March 2012

Doing your best at the ASBMB Undergraduate Poster Competition

Matthew King and Michael Brister of the University of Delaware both won awards at the undergraduate poster competition in 2011.

Several years ago at the annual American Society for Biochemistry and Molecular Biology meeting, a friend jokingly said, “I understand that (they) decided to exclude University of Delaware students from the ASBMB Undergraduate Poster Competition because they get too many awards and it would give students from other schools a chance.” This was the year after three of the four first-place awards and six of the 22 honorable mentions went to University of Delaware students. While that was an unusual year, over the past decade, University of Delaware students have received more than twice the number of awards in this competition than students from any other school. What is the secret? Is there anything different about these students that enables them to do so well? Perhaps, but there is no secret formula.

For much of its existence since its founding in 1743, the University of Delaware was a liberal arts college without a graduate program. Although it was not required, students often got involved in faculty research projects, and virtually all faculty members accepted undergraduates into their laboratories. As the school transformed into a Research I institution, it retained its tradition and reputation for promoting undergraduate research. In 1980, the university established an Undergraduate Research Office that provides an infrastructure, organizes campus symposia, oversees a large senior thesis program and coordinates funding from a variety of sources. As a consequence, the school attracts many academically strong students who want to do research. Because space in faculty laboratories is limited and faculty members are selective, competition for positions is significant.

Brister, who won first place, explains his work to an attendee at the 2011 ASBMB annual meeting in Washington, D.C.

In part because of its reputation and tradition, the university has attracted funding to support its undergraduate research programs from federal, state and private institutions and alumni sources. In a typical summer, more than 150 students in science, technology, engineering and math disciplines engage in funded research on campus. The Howard Hughes Medical Institute Undergraduate Science Education Program funds between 20 and 30 of those. The grant also pays for 10 to 15 students to attend the annual Experimental Biology meetings and participate in the ASBMB Undergraduate Poster Competition. Those students are selected from among all students, not just those who receive HHMI support.

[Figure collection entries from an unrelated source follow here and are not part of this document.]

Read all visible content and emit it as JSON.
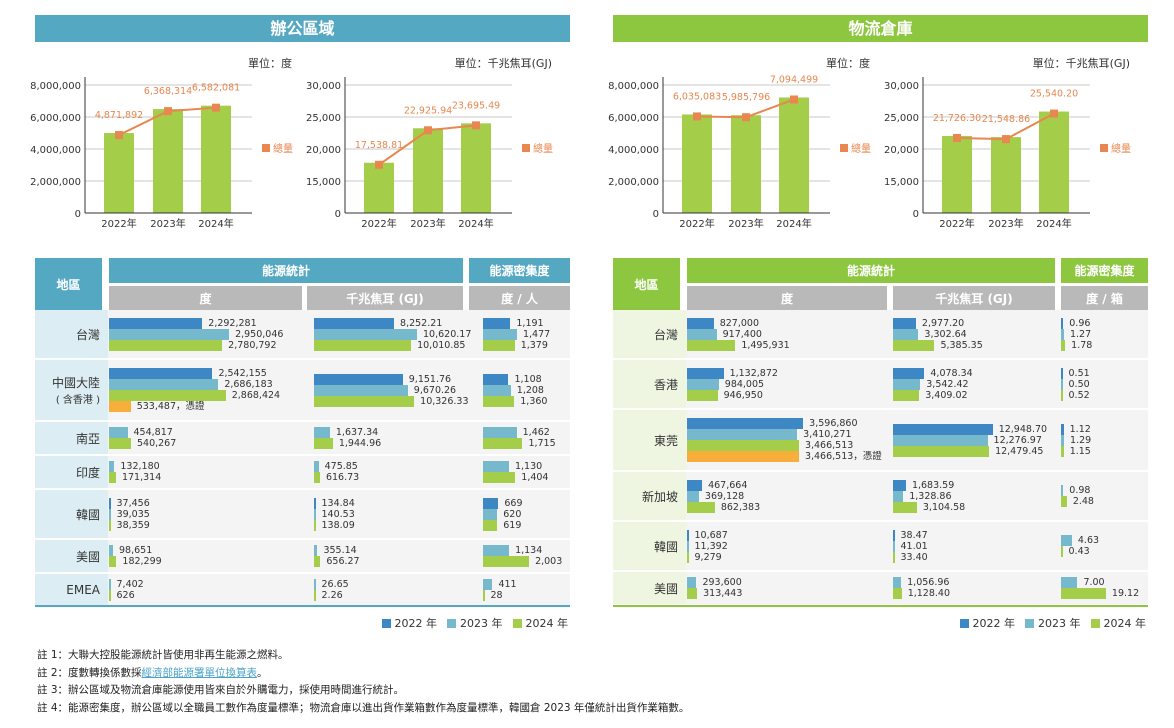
{
  "colors": {
    "office": "#55a8c1",
    "warehouse": "#8dc63f",
    "gray": "#b9b9b9",
    "s2022": "#3d87c4",
    "s2023": "#76b9cc",
    "s2024": "#a4cd4a",
    "cert": "#f7ae3b",
    "line": "#e8874f",
    "office_region_bg": "#dceef4",
    "warehouse_region_bg": "#eef6e2"
  },
  "office": {
    "title": "辦公區域",
    "table": {
      "region_header": "地區",
      "stats_header": "能源統計",
      "density_header": "能源密集度",
      "sub_kwh": "度",
      "sub_gj": "千兆焦耳 (GJ)",
      "sub_density": "度 / 人"
    }
  },
  "warehouse": {
    "title": "物流倉庫",
    "table": {
      "region_header": "地區",
      "stats_header": "能源統計",
      "density_header": "能源密集度",
      "sub_kwh": "度",
      "sub_gj": "千兆焦耳 (GJ)",
      "sub_density": "度 / 箱"
    }
  },
  "chart_data": [
    {
      "type": "bar",
      "panel": "office",
      "unit": "單位：度",
      "legend": "總量",
      "categories": [
        "2022年",
        "2023年",
        "2024年"
      ],
      "values": [
        4871892,
        6368314,
        6582081
      ],
      "labels": [
        "4,871,892",
        "6,368,314",
        "6,582,081"
      ],
      "ticks": [
        0,
        2000000,
        4000000,
        6000000,
        8000000
      ],
      "tick_labels": [
        "0",
        "2,000,000",
        "4,000,000",
        "6,000,000",
        "8,000,000"
      ]
    },
    {
      "type": "bar",
      "panel": "office",
      "unit": "單位：千兆焦耳(GJ)",
      "legend": "總量",
      "categories": [
        "2022年",
        "2023年",
        "2024年"
      ],
      "values": [
        17538.81,
        22925.94,
        23695.49
      ],
      "labels": [
        "17,538.81",
        "22,925.94",
        "23,695.49"
      ],
      "ticks": [
        0,
        15000,
        20000,
        25000,
        30000
      ],
      "tick_labels": [
        "0",
        "15,000",
        "20,000",
        "25,000",
        "30,000"
      ]
    },
    {
      "type": "bar",
      "panel": "warehouse",
      "unit": "單位：度",
      "legend": "總量",
      "categories": [
        "2022年",
        "2023年",
        "2024年"
      ],
      "values": [
        6035083,
        5985796,
        7094499
      ],
      "labels": [
        "6,035,083",
        "5,985,796",
        "7,094,499"
      ],
      "ticks": [
        0,
        2000000,
        4000000,
        6000000,
        8000000
      ],
      "tick_labels": [
        "0",
        "2,000,000",
        "4,000,000",
        "6,000,000",
        "8,000,000"
      ]
    },
    {
      "type": "bar",
      "panel": "warehouse",
      "unit": "單位：千兆焦耳(GJ)",
      "legend": "總量",
      "categories": [
        "2022年",
        "2023年",
        "2024年"
      ],
      "values": [
        21726.3,
        21548.86,
        25540.2
      ],
      "labels": [
        "21,726.30",
        "21,548.86",
        "25,540.20"
      ],
      "ticks": [
        0,
        15000,
        20000,
        25000,
        30000
      ],
      "tick_labels": [
        "0",
        "15,000",
        "20,000",
        "25,000",
        "30,000"
      ]
    }
  ],
  "tables": {
    "office": [
      {
        "region": "台灣",
        "kwh": [
          [
            "2022",
            "2,292,281"
          ],
          [
            "2023",
            "2,950,046"
          ],
          [
            "2024",
            "2,780,792"
          ]
        ],
        "gj": [
          [
            "2022",
            "8,252.21"
          ],
          [
            "2023",
            "10,620.17"
          ],
          [
            "2024",
            "10,010.85"
          ]
        ],
        "density": [
          [
            "2022",
            "1,191"
          ],
          [
            "2023",
            "1,477"
          ],
          [
            "2024",
            "1,379"
          ]
        ]
      },
      {
        "region": "中國大陸",
        "note": "( 含香港 )",
        "kwh": [
          [
            "2022",
            "2,542,155"
          ],
          [
            "2023",
            "2,686,183"
          ],
          [
            "2024",
            "2,868,424"
          ],
          [
            "cert",
            "533,487，憑證"
          ]
        ],
        "gj": [
          [
            "2022",
            "9,151.76"
          ],
          [
            "2023",
            "9,670.26"
          ],
          [
            "2024",
            "10,326.33"
          ]
        ],
        "density": [
          [
            "2022",
            "1,108"
          ],
          [
            "2023",
            "1,208"
          ],
          [
            "2024",
            "1,360"
          ]
        ]
      },
      {
        "region": "南亞",
        "kwh": [
          [
            "2023",
            "454,817"
          ],
          [
            "2024",
            "540,267"
          ]
        ],
        "gj": [
          [
            "2023",
            "1,637.34"
          ],
          [
            "2024",
            "1,944.96"
          ]
        ],
        "density": [
          [
            "2023",
            "1,462"
          ],
          [
            "2024",
            "1,715"
          ]
        ]
      },
      {
        "region": "印度",
        "kwh": [
          [
            "2023",
            "132,180"
          ],
          [
            "2024",
            "171,314"
          ]
        ],
        "gj": [
          [
            "2023",
            "475.85"
          ],
          [
            "2024",
            "616.73"
          ]
        ],
        "density": [
          [
            "2023",
            "1,130"
          ],
          [
            "2024",
            "1,404"
          ]
        ]
      },
      {
        "region": "韓國",
        "kwh": [
          [
            "2022",
            "37,456"
          ],
          [
            "2023",
            "39,035"
          ],
          [
            "2024",
            "38,359"
          ]
        ],
        "gj": [
          [
            "2022",
            "134.84"
          ],
          [
            "2023",
            "140.53"
          ],
          [
            "2024",
            "138.09"
          ]
        ],
        "density": [
          [
            "2022",
            "669"
          ],
          [
            "2023",
            "620"
          ],
          [
            "2024",
            "619"
          ]
        ]
      },
      {
        "region": "美國",
        "kwh": [
          [
            "2023",
            "98,651"
          ],
          [
            "2024",
            "182,299"
          ]
        ],
        "gj": [
          [
            "2023",
            "355.14"
          ],
          [
            "2024",
            "656.27"
          ]
        ],
        "density": [
          [
            "2023",
            "1,134"
          ],
          [
            "2024",
            "2,003"
          ]
        ]
      },
      {
        "region": "EMEA",
        "kwh": [
          [
            "2023",
            "7,402"
          ],
          [
            "2024",
            "626"
          ]
        ],
        "gj": [
          [
            "2023",
            "26.65"
          ],
          [
            "2024",
            "2.26"
          ]
        ],
        "density": [
          [
            "2023",
            "411"
          ],
          [
            "2024",
            "28"
          ]
        ]
      }
    ],
    "warehouse": [
      {
        "region": "台灣",
        "kwh": [
          [
            "2022",
            "827,000"
          ],
          [
            "2023",
            "917,400"
          ],
          [
            "2024",
            "1,495,931"
          ]
        ],
        "gj": [
          [
            "2022",
            "2,977.20"
          ],
          [
            "2023",
            "3,302.64"
          ],
          [
            "2024",
            "5,385.35"
          ]
        ],
        "density": [
          [
            "2022",
            "0.96"
          ],
          [
            "2023",
            "1.27"
          ],
          [
            "2024",
            "1.78"
          ]
        ]
      },
      {
        "region": "香港",
        "kwh": [
          [
            "2022",
            "1,132,872"
          ],
          [
            "2023",
            "984,005"
          ],
          [
            "2024",
            "946,950"
          ]
        ],
        "gj": [
          [
            "2022",
            "4,078.34"
          ],
          [
            "2023",
            "3,542.42"
          ],
          [
            "2024",
            "3,409.02"
          ]
        ],
        "density": [
          [
            "2022",
            "0.51"
          ],
          [
            "2023",
            "0.50"
          ],
          [
            "2024",
            "0.52"
          ]
        ]
      },
      {
        "region": "東莞",
        "kwh": [
          [
            "2022",
            "3,596,860"
          ],
          [
            "2023",
            "3,410,271"
          ],
          [
            "2024",
            "3,466,513"
          ],
          [
            "cert",
            "3,466,513，憑證"
          ]
        ],
        "gj": [
          [
            "2022",
            "12,948.70"
          ],
          [
            "2023",
            "12,276.97"
          ],
          [
            "2024",
            "12,479.45"
          ]
        ],
        "density": [
          [
            "2022",
            "1.12"
          ],
          [
            "2023",
            "1.29"
          ],
          [
            "2024",
            "1.15"
          ]
        ]
      },
      {
        "region": "新加坡",
        "kwh": [
          [
            "2022",
            "467,664"
          ],
          [
            "2023",
            "369,128"
          ],
          [
            "2024",
            "862,383"
          ]
        ],
        "gj": [
          [
            "2022",
            "1,683.59"
          ],
          [
            "2023",
            "1,328.86"
          ],
          [
            "2024",
            "3,104.58"
          ]
        ],
        "density": [
          [
            "2023",
            "0.98"
          ],
          [
            "2024",
            "2.48"
          ]
        ]
      },
      {
        "region": "韓國",
        "kwh": [
          [
            "2022",
            "10,687"
          ],
          [
            "2023",
            "11,392"
          ],
          [
            "2024",
            "9,279"
          ]
        ],
        "gj": [
          [
            "2022",
            "38.47"
          ],
          [
            "2023",
            "41.01"
          ],
          [
            "2024",
            "33.40"
          ]
        ],
        "density": [
          [
            "2023",
            "4.63"
          ],
          [
            "2024",
            "0.43"
          ]
        ]
      },
      {
        "region": "美國",
        "kwh": [
          [
            "2023",
            "293,600"
          ],
          [
            "2024",
            "313,443"
          ]
        ],
        "gj": [
          [
            "2023",
            "1,056.96"
          ],
          [
            "2024",
            "1,128.40"
          ]
        ],
        "density": [
          [
            "2023",
            "7.00"
          ],
          [
            "2024",
            "19.12"
          ]
        ]
      }
    ]
  },
  "legend": {
    "y2022": "2022 年",
    "y2023": "2023 年",
    "y2024": "2024 年"
  },
  "notes": {
    "n1": "註 1：大聯大控股能源統計皆使用非再生能源之燃料。",
    "n2_prefix": "註 2：度數轉換係數採",
    "n2_link": "經濟部能源署單位換算表",
    "n2_suffix": "。",
    "n3": "註 3：辦公區域及物流倉庫能源使用皆來自於外購電力，採使用時間進行統計。",
    "n4": "註 4：能源密集度，辦公區域以全職員工數作為度量標準；物流倉庫以進出貨作業箱數作為度量標準，韓國倉 2023 年僅統計出貨作業箱數。"
  }
}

During our summer undergraduate research enrichment program, students in molecular life sciences learn about the ASBMB poster competition, and it is held up as something they can attend if they have publishable results and the approval of their research sponsors. The program also includes a session on how to design a poster. Students present their first posters at a universitywide symposium celebrating undergraduate research in mid-August. There, faculty members talk with students about their research and give them pointers. In the fall, students who have made good progress are encouraged to present their research at a regional poster competition sponsored by the National Institutes of Health at the University of Maryland, Baltimore County. Students who do well there are encouraged to submit abstracts for the ASBMB poster competition.





By the time students present posters at the ASBMB competition, they usually have two years of research experience and have presented and revised their posters several times. They have interacted with faculty members and judges, who have critiqued their research and their posters. In addition, those students who plan to attend the Experimental Biology meetings receive final rigorous critiques of their posters and are expected to revise them once again.

Amy Styer, an undergrad at the University of Delaware who won an honorable mention at the 2010 meeting, describes her work.

Among the issues we address are the following:
• Posters are about visual communication. They are not manuscripts of linear text tacked to a board. Minimize text and make the text you have visible.
• Titles should be brief, readable, understandable, interesting and informative.
• Headings such as “Introduction,” “Materials and Methods,” “Results” and “Conclusions” are discouraged. Every poster has those topics. Why waste space? Instead, substitute headings that say something unique and informative about what you did or found.
• Include attractive conceptual visuals that provide focus and highlight your work. If the report addresses several issues, they can be color-coded and connected by color to data on other panels.
• If you are a cell biologist, be sure to include molecular interpretations and structures.
• Sections on future work can be eliminated, and citations can be in small print as needed.

With regard to the actual presentation, here is the advice we give to students:
• Dress appropriately.
• Greet the judge and find out his or her area of expertise so that you can adapt your presentation. Judges are not experts in everything. Remember, your judges are smart, but they may know less about your subject than you do.
• Don’t give a long speech. Give a concise summary and let the conversation be driven by questions.
• Know the background and history of your research. Read and understand relevant textbook chapters.

Certainly, there are faculty members and other schools that have been successful with their students at the ASBMB Undergraduate Poster Competition, and there are other schools that have excellent undergraduate research programs and would do well but choose to participate in other national venues.


Hal White ( is a professor of biochemistry at the University of Delaware and director of the Howard Hughes Medical Institute undergraduate program there.